Hein ?! Attends, je...
- Oui, tu le connais. C’est Jared. On a beaucoup parlé, tellement que c’est tout juste si j’ai réussi à me faufiler dans ma chambre à temps pour que mon père ne soit pas au courant que j’étais sortie. On s’était dit qu’on remettrait ça à sa prochaine permission. Et on l’a fait. Je sais pas trop combien de fois on s’est vu, peut-être pendant un mois, mais… Enfin, avec un type comme lui, ça peut pas rester très longtemps du domaine du "sage"… Ca m’a vraiment aidé à décompresser, on a continué à se voir même si on s’était mis d’accord sur le fait que c’était simplement pour s’amuser. Un soir il m’a proposé de venir à une fête organisée par ses camarades de l’école. Jamais j’aurais dû y aller mais… Si seulement je pouvais effacer le moment où j’ai accepté… Mais on ne change pas le passé, sauf si on s’appelle Miniver… Et encore. J’ai beaucoup bu ce soir là. Les verres défilaient, j’étais poussée par ses "amis". J’ai plus que quelques rares souvenirs qui ont survécu dans ma mémoire. Et Dieu sait que j’ai essayé de les oublier. Un moment, quatre, peut-être cinq types m’ont emmené dans une chambre. Je me souviens avoir croisé le regard de Jared alors que l’un d’eux me portait hors de la pièce où il se trouvait… Je revois son sourire. Puis c’est le trou noir. Rien. Je me suis réveillée avec un mal de crâne terrible… Et…
Non pas ça mon amour… Pas ça… Sa voix est brisée, des larmes coulent sur ses joues. Je me lève et essaie de la prendre dans mes bras mais elle me repousse.

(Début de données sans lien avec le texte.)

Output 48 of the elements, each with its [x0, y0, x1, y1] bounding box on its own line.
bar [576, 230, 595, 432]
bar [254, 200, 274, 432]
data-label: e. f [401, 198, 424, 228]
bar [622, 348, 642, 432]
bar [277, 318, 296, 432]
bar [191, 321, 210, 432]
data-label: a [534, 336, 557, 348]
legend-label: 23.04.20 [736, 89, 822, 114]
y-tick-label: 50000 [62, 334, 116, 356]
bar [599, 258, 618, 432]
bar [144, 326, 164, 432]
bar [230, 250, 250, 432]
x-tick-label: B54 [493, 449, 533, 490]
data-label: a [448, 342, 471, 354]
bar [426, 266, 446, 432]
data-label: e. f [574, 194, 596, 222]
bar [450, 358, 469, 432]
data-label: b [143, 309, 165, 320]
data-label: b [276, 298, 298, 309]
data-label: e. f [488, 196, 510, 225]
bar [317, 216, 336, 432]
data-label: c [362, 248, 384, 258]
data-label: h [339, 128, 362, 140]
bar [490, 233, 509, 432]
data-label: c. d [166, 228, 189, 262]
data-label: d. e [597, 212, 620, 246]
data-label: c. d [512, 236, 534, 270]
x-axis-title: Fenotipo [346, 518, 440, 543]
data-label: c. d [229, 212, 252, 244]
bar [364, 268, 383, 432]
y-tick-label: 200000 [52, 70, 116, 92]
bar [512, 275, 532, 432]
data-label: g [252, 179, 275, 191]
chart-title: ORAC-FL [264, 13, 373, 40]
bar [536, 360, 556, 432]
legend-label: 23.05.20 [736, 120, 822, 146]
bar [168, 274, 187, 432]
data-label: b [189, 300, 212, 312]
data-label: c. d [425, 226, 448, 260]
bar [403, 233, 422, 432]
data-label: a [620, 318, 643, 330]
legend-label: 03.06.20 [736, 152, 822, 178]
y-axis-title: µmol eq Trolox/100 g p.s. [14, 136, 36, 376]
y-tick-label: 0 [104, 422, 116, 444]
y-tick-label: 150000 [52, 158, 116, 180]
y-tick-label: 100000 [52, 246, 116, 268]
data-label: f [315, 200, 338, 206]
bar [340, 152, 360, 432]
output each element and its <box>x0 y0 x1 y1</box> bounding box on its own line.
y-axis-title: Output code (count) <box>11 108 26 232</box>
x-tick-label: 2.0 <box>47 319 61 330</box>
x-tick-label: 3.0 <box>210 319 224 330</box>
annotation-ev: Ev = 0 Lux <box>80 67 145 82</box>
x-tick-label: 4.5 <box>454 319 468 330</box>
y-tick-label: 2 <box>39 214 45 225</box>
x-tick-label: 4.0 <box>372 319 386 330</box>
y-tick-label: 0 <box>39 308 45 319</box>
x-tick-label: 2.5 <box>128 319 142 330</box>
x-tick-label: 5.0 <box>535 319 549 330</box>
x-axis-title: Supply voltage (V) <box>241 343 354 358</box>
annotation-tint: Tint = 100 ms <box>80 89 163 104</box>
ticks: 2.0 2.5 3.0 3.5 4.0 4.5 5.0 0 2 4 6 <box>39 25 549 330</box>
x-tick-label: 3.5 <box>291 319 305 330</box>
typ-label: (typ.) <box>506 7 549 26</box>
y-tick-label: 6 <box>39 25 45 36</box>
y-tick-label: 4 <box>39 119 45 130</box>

- Et sans mes fringues. Ces connards… Ces connards m’ont…
Oh seigneur…
- Ils ont osé me… J’ai rassemblé mes vêtements et… Je me suis rhabillée et je suis rentrée chez moi. Mon père n’était pas encore levé. Je me suis enfermée dans la salle de bain et quand j’ai croisé mon regard défait dans le miroir… Je me suis effondrée et j’ai vomi. Je me sentais… Si sale… Brisée… J’avais si mal… Je me suis mise sous la douche et l’eau tombait sur moi, mais rien… Je… J’ai pratiquement vidé la bouteille de gel pour le corps et celle de shampoing… Je me sentais si… souillée… Je me dégoûtais… Tu comprends… J’étais… J’ai passé si longtemps sous cette eau qui me brûlait, je frottais ma peau avec mes ongles jusqu’au sang… et j’ai compris que c’était peine perdue. Que quelque chose… S’était cassé la veille. Jamais je ne pourrais à nouveau être propre, jamais cette envie de vomir ne me quitterait… Et la haine qui est montée en moi à cet instant… était le sentiment le plus fort que j’aie jamais ressenti… J’ai contacté le type qui dirigeait l’école militaire de ces petits fils de putes… Je lui ai tout raconté… Je suppose qu’ils s’en sont pris plein la gueule. Je ne pouvais rien faire de plus sans que mon père soit au courant et… non, il m’aurait tuée… et c’était peut-être ma faute… Si je n’avais pas bu… Si j’avais fait plus attention… J’ai arrêté d’aller danser. J’aurais dû le faire plus tôt. Ca ne serait pas arrivé… Je serais restée pure… Un samedi à midi, alors que j’étais en train de préparer le dîner, mon père est entré en trombe dans la cuisine et m’a frappée. Je me suis effondrée au sol et il a commencé à parler… Un jeune homme prétendait me connaître et m’avoir vue danser nue… Il n’en avait pas cru ses oreilles, jusqu’au moment où ce jeune homme lui avait dit d’aller vérifier dans mon casier… Il avait trouvé l’argent. C’est alors qu’il a sorti ma boîte de son sac et qu’il l’a ouverte. Il m’a jeté les billets dessus et m’a craché au visage… Il a ajouté "Petite pute…" puis il est sorti. J’ai laissé le repas brûler, incapable de me relever jusqu’à ce que mon frère ne me trouve en larmes sur le carrelage et me porte à la salle de bain. J’avais la lèvre fendue, il l’a désinfectée… Mon paternel est entré et sans même me regarder m’a dit que je ne pouvais plus vivre dans cette maison, qu’il ne voulait pas de traînée sous son toit… Et… Voilà comment je me suis retrouvée ici.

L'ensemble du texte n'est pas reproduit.